Analysts caution that another extended period of diversions and security incidents could further entrench a two-speed global logistics system. High-value, time-sensitive cargoes may migrate to air freight despite higher prices and capacity constraints, while lower-margin goods remain on longer, more circuitous sea routes. This bifurcation risks entrenching cost inflation in some product categories while reshaping seasonal retail and manufacturing calendars.

For emerging-market exporters, particularly in India and Southeast Asia, elevated freight and insurance costs erode competitiveness in key markets in Europe and North America. Industry bodies are calling for targeted government support, ranging from credit guarantees to temporary freight subsidies, to help firms weather potential spikes in logistics expenses and avoid contract penalties tied to delivery delays.
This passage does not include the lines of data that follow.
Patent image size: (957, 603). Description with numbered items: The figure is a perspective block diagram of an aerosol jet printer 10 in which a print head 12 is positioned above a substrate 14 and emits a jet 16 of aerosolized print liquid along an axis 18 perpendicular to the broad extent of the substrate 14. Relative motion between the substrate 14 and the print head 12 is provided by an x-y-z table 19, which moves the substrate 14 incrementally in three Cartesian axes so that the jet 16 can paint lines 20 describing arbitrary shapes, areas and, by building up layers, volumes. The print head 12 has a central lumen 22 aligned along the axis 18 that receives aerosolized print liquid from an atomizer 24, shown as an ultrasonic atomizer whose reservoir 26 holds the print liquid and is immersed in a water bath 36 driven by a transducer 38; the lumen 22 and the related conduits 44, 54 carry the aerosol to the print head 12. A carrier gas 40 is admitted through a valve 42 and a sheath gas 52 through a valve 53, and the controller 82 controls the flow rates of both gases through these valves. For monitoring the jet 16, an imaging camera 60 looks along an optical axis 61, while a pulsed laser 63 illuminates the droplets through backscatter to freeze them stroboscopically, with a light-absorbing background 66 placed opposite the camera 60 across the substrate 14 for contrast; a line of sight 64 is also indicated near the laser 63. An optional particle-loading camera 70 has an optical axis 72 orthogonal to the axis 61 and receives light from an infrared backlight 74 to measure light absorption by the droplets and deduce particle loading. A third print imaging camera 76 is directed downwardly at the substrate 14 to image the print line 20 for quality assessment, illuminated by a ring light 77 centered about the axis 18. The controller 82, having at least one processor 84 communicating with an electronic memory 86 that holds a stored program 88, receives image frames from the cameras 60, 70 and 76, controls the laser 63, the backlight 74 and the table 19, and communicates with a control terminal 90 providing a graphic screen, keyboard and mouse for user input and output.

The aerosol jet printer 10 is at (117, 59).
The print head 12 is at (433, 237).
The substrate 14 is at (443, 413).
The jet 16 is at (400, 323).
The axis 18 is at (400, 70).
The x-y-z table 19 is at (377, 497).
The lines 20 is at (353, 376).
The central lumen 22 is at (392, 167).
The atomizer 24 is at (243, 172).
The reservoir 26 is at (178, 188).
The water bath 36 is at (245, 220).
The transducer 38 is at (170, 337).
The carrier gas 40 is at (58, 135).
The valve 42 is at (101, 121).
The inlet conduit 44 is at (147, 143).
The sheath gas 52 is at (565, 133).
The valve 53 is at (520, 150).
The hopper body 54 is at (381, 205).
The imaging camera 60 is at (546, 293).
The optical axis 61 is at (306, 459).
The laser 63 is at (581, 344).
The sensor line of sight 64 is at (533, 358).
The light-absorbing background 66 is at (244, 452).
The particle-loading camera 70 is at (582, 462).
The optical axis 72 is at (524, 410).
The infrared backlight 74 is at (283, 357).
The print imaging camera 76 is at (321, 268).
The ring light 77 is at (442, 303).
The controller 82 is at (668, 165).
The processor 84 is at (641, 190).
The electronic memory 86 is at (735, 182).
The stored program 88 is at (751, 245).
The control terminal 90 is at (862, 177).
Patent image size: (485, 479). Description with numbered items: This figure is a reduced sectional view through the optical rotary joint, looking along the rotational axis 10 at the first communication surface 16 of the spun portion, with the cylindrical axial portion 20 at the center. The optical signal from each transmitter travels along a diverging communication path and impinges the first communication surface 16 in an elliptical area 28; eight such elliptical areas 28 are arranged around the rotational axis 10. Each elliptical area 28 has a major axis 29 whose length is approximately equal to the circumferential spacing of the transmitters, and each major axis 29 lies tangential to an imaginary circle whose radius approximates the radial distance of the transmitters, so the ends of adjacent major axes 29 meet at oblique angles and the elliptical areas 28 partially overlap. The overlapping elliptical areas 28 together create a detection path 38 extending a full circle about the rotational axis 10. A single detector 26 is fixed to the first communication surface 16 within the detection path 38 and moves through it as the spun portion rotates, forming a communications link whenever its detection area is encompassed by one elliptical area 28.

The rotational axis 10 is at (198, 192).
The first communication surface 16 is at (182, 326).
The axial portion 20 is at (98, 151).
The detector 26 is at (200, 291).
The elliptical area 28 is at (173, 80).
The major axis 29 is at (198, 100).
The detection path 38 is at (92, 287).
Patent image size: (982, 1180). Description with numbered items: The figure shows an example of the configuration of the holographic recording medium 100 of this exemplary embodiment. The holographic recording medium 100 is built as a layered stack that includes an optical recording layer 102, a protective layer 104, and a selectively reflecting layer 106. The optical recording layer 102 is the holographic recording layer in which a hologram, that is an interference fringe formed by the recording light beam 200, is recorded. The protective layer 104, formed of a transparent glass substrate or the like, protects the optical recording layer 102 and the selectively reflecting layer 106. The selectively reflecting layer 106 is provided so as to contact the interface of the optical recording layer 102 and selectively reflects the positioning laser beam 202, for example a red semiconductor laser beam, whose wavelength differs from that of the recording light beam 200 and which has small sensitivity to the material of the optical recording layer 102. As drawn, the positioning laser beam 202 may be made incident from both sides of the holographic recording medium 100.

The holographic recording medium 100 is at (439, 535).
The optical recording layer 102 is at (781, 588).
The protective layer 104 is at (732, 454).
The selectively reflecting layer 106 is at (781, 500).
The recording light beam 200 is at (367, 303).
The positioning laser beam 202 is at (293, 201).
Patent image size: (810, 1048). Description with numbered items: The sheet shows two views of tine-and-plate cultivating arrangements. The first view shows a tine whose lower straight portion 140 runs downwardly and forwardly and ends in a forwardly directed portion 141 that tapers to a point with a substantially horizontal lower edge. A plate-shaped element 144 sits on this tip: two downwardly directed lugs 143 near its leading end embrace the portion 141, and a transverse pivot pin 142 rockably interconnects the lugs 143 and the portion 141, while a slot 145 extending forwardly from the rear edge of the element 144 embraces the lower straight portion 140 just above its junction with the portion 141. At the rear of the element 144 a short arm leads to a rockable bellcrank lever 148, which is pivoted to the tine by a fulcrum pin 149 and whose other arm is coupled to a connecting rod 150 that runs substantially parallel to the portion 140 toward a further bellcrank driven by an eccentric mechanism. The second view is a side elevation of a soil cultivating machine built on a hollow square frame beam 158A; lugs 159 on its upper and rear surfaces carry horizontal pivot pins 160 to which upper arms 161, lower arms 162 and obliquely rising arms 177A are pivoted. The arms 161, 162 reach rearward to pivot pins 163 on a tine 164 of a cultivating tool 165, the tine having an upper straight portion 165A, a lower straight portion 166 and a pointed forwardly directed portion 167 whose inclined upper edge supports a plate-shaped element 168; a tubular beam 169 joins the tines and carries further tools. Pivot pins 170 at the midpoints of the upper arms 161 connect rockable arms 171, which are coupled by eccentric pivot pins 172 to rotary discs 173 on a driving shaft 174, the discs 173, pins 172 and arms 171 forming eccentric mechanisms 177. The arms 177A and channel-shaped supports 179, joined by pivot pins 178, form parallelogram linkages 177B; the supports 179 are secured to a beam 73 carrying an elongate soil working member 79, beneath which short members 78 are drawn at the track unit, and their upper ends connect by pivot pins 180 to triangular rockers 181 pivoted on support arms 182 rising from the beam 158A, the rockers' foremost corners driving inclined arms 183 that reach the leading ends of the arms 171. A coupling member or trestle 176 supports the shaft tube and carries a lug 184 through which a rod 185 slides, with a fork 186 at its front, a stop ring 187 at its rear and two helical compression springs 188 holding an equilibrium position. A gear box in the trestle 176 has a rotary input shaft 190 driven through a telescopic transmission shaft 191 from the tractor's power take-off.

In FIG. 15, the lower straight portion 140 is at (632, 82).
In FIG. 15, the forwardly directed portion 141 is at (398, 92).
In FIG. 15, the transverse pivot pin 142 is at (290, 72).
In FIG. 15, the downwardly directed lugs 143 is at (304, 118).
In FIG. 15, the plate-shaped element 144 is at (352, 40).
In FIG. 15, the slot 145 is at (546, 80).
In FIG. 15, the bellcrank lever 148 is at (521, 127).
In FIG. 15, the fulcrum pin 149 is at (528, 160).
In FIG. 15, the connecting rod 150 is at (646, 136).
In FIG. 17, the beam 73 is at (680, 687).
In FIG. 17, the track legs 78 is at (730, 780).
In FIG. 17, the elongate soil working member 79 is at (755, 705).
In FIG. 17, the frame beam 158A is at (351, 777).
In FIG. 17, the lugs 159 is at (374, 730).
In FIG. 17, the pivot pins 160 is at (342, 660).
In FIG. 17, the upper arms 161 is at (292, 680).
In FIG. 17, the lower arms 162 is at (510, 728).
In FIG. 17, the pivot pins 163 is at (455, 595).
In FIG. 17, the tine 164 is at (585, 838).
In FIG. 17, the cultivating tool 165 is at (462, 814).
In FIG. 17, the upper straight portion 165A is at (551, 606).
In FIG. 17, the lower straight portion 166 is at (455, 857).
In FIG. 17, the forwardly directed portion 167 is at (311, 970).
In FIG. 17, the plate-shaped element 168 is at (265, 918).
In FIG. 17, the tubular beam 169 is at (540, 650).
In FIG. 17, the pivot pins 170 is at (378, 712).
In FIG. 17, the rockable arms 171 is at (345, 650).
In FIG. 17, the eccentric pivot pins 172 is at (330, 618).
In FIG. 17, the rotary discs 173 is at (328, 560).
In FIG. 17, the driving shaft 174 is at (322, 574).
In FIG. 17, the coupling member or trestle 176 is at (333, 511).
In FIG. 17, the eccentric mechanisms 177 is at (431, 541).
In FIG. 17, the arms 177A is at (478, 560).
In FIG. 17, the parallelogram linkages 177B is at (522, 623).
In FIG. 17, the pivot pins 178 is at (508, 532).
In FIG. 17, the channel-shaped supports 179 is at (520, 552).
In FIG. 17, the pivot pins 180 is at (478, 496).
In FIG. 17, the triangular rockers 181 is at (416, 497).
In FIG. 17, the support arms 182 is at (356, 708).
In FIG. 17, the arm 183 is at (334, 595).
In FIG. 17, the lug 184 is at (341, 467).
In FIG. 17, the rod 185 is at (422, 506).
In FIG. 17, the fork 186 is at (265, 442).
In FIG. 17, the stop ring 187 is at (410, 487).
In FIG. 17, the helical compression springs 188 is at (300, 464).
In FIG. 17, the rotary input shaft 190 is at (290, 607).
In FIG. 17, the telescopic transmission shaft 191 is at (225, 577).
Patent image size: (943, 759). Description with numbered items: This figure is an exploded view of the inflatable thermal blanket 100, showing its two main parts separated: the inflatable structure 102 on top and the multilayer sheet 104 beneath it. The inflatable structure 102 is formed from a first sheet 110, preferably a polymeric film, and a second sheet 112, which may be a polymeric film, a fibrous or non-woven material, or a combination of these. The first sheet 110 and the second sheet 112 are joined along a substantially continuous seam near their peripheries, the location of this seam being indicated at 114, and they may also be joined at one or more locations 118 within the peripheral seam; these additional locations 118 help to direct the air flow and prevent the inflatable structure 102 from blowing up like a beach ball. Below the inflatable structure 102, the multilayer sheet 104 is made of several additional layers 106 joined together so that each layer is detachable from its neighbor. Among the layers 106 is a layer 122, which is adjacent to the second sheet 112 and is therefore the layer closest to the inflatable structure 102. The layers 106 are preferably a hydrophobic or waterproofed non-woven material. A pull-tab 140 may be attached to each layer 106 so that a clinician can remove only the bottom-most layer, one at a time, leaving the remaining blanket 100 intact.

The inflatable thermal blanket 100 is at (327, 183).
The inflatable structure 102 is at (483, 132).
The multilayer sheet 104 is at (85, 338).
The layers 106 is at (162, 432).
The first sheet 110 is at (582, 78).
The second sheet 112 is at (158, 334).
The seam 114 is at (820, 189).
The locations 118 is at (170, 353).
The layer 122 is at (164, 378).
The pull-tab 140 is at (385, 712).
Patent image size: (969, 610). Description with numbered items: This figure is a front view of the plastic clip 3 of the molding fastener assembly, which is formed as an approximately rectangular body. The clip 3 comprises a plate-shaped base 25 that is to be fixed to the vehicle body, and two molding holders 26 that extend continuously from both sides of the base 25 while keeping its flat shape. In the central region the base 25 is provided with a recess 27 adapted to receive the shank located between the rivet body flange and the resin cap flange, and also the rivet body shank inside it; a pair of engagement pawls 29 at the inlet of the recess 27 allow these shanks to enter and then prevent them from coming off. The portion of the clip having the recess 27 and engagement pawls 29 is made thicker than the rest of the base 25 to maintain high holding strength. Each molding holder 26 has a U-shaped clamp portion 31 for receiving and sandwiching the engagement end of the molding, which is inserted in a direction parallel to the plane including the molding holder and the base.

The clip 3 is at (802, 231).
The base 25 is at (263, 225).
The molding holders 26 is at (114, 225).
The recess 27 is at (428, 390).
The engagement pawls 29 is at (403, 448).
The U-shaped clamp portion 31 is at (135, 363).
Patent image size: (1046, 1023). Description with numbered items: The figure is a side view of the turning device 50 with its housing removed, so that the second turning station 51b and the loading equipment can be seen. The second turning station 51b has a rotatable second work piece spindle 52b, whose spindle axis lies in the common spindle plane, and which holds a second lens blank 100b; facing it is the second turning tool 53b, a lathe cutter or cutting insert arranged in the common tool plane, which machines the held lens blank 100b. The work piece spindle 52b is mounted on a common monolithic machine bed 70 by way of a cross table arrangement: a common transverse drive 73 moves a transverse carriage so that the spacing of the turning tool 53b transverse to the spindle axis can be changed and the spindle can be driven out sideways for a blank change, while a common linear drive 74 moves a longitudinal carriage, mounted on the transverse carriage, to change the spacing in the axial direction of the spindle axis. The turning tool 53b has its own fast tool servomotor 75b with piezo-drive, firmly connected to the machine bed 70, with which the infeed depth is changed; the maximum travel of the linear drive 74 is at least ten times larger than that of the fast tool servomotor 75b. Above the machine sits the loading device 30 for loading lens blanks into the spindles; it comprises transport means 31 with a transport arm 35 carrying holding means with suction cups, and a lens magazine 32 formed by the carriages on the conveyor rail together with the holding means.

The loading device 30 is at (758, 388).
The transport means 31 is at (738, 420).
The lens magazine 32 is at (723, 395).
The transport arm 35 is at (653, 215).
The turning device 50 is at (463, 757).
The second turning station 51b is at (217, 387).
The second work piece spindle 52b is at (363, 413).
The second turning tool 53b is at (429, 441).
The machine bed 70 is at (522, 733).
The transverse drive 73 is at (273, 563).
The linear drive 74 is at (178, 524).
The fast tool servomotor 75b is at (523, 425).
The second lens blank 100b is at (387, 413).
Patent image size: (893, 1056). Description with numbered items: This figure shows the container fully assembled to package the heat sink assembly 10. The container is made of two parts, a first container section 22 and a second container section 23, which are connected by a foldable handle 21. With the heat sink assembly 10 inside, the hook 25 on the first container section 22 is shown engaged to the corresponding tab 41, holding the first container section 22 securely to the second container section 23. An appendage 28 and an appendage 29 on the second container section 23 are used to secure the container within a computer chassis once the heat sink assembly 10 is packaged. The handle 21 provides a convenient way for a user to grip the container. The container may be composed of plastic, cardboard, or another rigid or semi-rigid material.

At the same time, risk diversification strategies that began during the pandemic and earlier Red Sea crises are being revisited. Companies are re-examining multimodal routes through the Gulf, Mediterranean and overland rail corridors, even as each presents its own geopolitical and operational vulnerabilities. L&T’s travel advisory, though focused on personnel, reflects this broader shift toward more conservative assumptions about the reliability of Middle East transit corridors.

What Travellers and Businesses Should Watch Next

For individual travellers, the immediate practical impact is likely to be a patchwork of airline schedule adjustments, travel advisories and heightened security at key transit hubs rather than a wholesale collapse of services. Those with planned travel to or through the Middle East are being urged by governments and employers to monitor official advisories closely, maintain flexible itineraries and ensure comprehensive travel insurance that explicitly covers political and security-related disruptions.

Corporate travellers and project staff face a more complex calculus. Firms are revalidating evacuation plans, communications protocols and medical support arrangements, particularly in locations with limited consular presence. Travel risk assessments that once were annual exercises are increasingly being updated in near real time as news breaks of military strikes, retaliatory attacks or changes in maritime and airspace restrictions.

Logistics and procurement teams are meanwhile bracing for renewed volatility in transit times and freight rates. Many are placing greater emphasis on scenario planning, building in more slack inventory for critical components and negotiating flexible delivery clauses in contracts. The objective is to retain some agility in a shipping environment where chokepoints can be disrupted suddenly and for an uncertain duration.

Against this backdrop, L&T’s decision to curb non-essential travel and emphasise staff safety is likely to be mirrored by other multinationals with sizeable Middle East exposure. The region remains a linchpin of global energy, trade and infrastructure investment, but as security tensions rise, companies and travellers alike are adjusting to a reality in which caution is becoming the default setting rather than the exception.